Battle of Iwo Jima Facts

Battle of Iwo Jima Facts
The Battle of Iwo Jima took place from February 19 to March 26, 1945 on the small volcanic island of Iwo Jima in the middle of the Pacific. The Japanese had heavily fortified the island because it was viewed by both sides as the last stop before Japan, so because of that they fought nearly to the last man. The Americans used an overwhelming force of over 100,000 men against just over 20,000 Japanese soldiers defending the island. Nearly 7,000 Americans died in the battle and nearly 20,000 were wounded. For the Japanese, though, it was a battle until the very end - only 216 were taken alive and close to another 3,000 hid in caves throughout the island. Besides being an important victory for the Americans in the Pacific Theater of World War II, the Battle of Iwo Jima was important culturally for the United States. When the battle was over, six American Marines - Rene Gagon, Ira Hayes, Harold Schultz, Michael Strank, Harlon Block, and Franklin Sousley - were photographed by Associated Press photographer Joe Rosenthal hoisting the American flag atop Mount Suribachi. The photograph become won Rosenthal the 1945 Pulitzer Prize for Photography and became a symbol of American culture.
Interesting Battle of Iwo Jima Facts:
A ten day naval bombardment proceeded the amphibious invasion of the island.
Almost all of the ground fighting was done by the Marines.
The Japanese prepared for the invasion buy setting landmines and other lethal traps throughout the island.
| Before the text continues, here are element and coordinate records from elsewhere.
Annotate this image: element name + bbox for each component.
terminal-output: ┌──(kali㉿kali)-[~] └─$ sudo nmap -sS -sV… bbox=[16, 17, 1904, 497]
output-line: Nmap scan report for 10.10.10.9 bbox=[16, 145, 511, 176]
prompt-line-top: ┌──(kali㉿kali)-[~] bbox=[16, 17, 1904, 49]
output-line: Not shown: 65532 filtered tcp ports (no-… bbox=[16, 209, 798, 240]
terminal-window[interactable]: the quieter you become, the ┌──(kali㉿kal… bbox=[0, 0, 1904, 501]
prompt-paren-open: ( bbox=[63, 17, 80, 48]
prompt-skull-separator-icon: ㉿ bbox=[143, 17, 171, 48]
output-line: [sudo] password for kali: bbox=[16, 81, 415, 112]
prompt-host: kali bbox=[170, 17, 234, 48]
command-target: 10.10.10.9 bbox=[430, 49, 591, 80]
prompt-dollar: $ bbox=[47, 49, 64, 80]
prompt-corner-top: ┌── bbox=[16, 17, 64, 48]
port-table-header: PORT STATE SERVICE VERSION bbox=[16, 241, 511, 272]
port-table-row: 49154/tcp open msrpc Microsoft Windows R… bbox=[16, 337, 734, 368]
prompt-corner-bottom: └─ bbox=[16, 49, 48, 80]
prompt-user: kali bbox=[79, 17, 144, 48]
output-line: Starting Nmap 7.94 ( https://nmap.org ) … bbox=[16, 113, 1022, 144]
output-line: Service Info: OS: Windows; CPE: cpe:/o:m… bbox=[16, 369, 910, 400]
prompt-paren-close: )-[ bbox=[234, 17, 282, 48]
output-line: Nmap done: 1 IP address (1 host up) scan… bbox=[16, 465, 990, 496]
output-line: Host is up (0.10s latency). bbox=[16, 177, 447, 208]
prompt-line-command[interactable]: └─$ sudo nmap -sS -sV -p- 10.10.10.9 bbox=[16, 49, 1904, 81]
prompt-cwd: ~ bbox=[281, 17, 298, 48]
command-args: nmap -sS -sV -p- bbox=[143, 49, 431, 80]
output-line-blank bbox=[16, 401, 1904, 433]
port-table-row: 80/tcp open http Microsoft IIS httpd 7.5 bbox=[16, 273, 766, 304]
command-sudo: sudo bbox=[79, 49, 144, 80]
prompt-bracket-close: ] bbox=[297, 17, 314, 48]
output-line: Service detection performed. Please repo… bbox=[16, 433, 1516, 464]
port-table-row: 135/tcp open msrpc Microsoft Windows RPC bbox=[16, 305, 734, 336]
Because they were inadequately supplied, the Japanese had to make every shot count so they built sniper nests all over the island.
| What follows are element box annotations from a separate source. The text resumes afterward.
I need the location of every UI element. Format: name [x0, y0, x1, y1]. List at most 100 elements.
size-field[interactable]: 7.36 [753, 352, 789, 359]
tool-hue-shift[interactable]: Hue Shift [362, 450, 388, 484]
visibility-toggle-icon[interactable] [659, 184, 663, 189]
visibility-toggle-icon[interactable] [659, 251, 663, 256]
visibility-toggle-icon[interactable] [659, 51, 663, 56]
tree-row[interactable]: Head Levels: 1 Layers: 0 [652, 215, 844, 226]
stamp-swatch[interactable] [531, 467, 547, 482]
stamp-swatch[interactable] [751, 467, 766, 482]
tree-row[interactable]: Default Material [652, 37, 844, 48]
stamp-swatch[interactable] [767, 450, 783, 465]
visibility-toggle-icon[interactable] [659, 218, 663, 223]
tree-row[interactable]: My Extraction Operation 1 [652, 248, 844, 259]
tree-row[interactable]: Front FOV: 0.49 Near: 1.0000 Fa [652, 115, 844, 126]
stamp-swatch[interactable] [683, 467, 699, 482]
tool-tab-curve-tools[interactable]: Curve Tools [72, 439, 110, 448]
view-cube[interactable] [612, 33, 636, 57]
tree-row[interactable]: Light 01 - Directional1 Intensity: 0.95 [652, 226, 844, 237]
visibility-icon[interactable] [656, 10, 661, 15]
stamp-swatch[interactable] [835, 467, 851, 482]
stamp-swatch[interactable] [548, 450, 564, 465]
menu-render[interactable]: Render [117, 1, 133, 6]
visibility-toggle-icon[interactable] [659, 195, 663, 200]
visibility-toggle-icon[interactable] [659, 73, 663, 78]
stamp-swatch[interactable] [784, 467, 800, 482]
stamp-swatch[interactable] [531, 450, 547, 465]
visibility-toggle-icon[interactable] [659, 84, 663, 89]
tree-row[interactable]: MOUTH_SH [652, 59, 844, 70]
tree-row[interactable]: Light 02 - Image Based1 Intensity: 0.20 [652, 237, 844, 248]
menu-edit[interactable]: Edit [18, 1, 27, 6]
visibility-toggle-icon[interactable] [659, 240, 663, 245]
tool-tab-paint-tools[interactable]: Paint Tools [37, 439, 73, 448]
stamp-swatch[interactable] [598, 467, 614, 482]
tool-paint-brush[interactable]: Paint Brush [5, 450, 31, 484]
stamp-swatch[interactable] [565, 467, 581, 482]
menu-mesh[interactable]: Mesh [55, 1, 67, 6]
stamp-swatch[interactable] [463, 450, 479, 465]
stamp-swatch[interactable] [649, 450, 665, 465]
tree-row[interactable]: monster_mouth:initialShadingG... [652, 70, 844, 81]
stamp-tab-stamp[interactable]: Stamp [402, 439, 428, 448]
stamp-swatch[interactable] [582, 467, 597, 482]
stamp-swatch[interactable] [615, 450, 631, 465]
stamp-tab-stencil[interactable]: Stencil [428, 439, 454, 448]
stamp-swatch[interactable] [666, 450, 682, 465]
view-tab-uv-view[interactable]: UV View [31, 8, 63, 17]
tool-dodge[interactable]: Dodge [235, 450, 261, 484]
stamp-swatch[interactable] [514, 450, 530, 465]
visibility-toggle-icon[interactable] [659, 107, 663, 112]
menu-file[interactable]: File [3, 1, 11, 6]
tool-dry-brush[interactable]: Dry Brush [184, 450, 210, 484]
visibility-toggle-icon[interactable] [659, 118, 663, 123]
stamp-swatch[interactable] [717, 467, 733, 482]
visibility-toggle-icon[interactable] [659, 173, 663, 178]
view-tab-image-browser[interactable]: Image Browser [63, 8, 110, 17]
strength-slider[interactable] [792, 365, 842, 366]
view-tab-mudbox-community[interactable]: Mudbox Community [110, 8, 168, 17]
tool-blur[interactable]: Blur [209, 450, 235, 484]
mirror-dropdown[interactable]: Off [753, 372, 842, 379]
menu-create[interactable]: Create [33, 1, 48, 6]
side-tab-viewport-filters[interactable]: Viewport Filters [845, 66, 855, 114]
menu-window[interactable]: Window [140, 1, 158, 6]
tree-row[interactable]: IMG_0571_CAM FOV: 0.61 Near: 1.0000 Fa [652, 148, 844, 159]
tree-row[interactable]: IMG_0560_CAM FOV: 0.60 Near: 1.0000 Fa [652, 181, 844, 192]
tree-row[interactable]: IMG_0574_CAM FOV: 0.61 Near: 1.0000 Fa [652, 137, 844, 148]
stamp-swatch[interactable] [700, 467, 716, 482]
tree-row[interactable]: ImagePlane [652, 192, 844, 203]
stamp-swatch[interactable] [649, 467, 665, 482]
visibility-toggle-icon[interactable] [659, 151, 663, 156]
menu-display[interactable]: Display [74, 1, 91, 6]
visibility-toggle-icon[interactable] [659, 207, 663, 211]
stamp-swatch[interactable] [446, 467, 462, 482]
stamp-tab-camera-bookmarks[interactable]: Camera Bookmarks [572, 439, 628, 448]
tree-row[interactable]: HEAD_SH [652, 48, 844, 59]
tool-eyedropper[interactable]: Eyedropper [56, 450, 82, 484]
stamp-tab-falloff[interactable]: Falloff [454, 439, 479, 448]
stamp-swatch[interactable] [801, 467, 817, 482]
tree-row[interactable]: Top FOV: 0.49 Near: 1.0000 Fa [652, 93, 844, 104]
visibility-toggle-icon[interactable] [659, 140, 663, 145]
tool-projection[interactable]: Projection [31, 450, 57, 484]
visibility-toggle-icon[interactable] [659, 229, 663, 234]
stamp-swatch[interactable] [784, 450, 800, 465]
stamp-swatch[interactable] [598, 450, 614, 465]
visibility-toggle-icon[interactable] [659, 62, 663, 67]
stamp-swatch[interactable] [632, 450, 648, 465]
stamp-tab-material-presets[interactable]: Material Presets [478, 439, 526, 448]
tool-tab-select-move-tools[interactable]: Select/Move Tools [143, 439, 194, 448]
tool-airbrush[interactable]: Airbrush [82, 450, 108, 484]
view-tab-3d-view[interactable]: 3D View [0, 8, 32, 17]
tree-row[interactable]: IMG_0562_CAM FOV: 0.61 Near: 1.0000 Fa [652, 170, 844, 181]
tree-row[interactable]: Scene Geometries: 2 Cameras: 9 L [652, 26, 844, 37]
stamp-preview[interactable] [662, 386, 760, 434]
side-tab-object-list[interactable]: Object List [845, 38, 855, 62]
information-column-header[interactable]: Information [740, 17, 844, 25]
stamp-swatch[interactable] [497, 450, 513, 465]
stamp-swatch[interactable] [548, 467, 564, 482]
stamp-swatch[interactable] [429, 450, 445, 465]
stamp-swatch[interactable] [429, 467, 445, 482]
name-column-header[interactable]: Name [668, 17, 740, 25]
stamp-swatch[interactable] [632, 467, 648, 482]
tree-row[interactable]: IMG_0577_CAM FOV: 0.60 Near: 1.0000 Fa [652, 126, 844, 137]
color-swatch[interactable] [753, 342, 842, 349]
Thousands of Navy construction battalion sailors, known as Seabees, play a vital role in the battle.
The Japanese had constructed two airfields on the island and were in the process of building a third.
The Marines landed in thirteen detachments on the southern end of the island and then worked their way north.
The Marines brought six Navajo code talker with them, one of which was Ira Hayes.
The Marines used flamethrowers to clear the many caves on the island of snipers.
Mount Suribachi is located on the far southern end of the island.
The Japanese tactic of using human waves to overwhelm American lines, which the Americans called "banzai attacks," were used extensively during the first few days of the attack.
Kamikaze pilots killed more than 300 Americans during the battles.
All of the Japanese commanders died during the battle.
Two Japanese soldiers held out until 1949.
The photo of the flag raising on Mount Suribachi was actually the second raising of the flag that day. The photo was taken on February 28, well before the battle was over.
Ira Hayes died in 1955 on an Indian reservation from alcohol poisoning. His tragic life has been the subject of movies, books, and at least one song by Johnny Cash.
Marine corporal Hershel Williams (1923-) received the Congressional Medal of Honor for clearing out several Japanese gun nests with a flamethrower. He is one of only four living Medal of Honor recipients from World War II.